Com um capital de 150M de euros e dívidas de 1400M o banco estaria falido mas, o incansável Constâncio conseguiu que os grandes bancos da paróquia emprestassem 700 M de euros ao BPP para evitar que toda a banca portuguesa fique mal vista “lá fora”, tendo de pagar juros mais altos. O que faz correr Constâncio não é a ingestão de “red-bull” mas, a pressão dos grandes clientes e accionistas do BPP, em pânico. Entre os seus accionistas contam-se Steffano Saviotti, Balsemão (o nº 1 do PSD), Diogo Vaz Guedes da Somague e do Compromisso Portugal, a FLAD, onde pontifica Rui Machete e ainda Joaquim Coimbra (PSD, da comissão política do Menezes) também accionista de relevo no grupo SLN/BNP, demonstrando-se assim que um certo mundo é pequeno;

    1. O BCP que saiu da ribalta obscurecido pelo caso BPN está em má situação e, só num ano, as suas acções desvalorizaram-se cerca de 70%, mostrando como são negativas as perspectivas do “mercado”. Ao que parece os seus barões continuam sem sofrer grandes incómodos, para além do desgaste em descobrir como gastar as suas pornográficas reformas e indemnizações.
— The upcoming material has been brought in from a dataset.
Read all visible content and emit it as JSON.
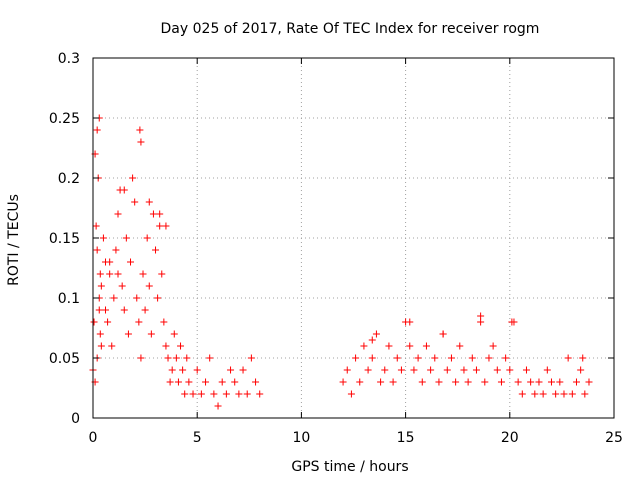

O funcionamento do “mercado”

O comprometimento de Constâncio com “determinado” funcionamento das instituições é normal, e é válido para quem assumir o seu cargo, quem quer que seja. Talvez por isso um governador do BdP é principescamente pago.

No sistema financeiro pululam vigaristas de alto coturno, cheios de dinheiro para comprar silêncios ou gritarias mediáticas; para pagar bem a advogados bem relacionados; para enformar a produção legislativa, mormente na área fiscal.

O campo de actuação do regulador BdP é a área mais sensível e poderosa do capital – o capital financeiro – que domina a economia global e o mandarinato aos mais elevados escalões. Por isso, é evidente a penetração do Estado por elementos aí destacados pelo sistema financeiro e a cooptação por este, de mandarins bons conhecedores das altas estruturas dos partidos do poder.

Os banqueiros sempre gostaram de ser discretos e detestam a publicidade dos seus negócios, particularmente das suas trafulhices. E quando querem publicidade chamam um, dos muitos servis plumitivos que empestam os media e que logo se sentem como que ungidos pelo Senhor (leia-se capital). Por isso, o BdP é sempre discreto e procura limitar a sua notoriedade aos comunicados e análises regulares sobre o estado da economia ou, melhor, sobre a economia que interessa divulgar pelo governo.

No caso de outros reguladores mais ou menos inúteis para a multidão (Anacom, Erse, Autoridade da Concorrência, etc), a sua actividade também se pretende discreta. Inversamente, a pândega ASAE até gosta da aparecer nos jornais, contente por ter apanhado um restaurante com uma casca de batata no chão da cozinha.

Por outro lado, sendo poucos, os banqueiros conhecem-se muito bem uns aos outros e às várias instituições pautando a sua actuação por uma acesa concorrência subordinada a um acordo basilar de salvaguarda do sistema que lhes permite enriquecer a todos.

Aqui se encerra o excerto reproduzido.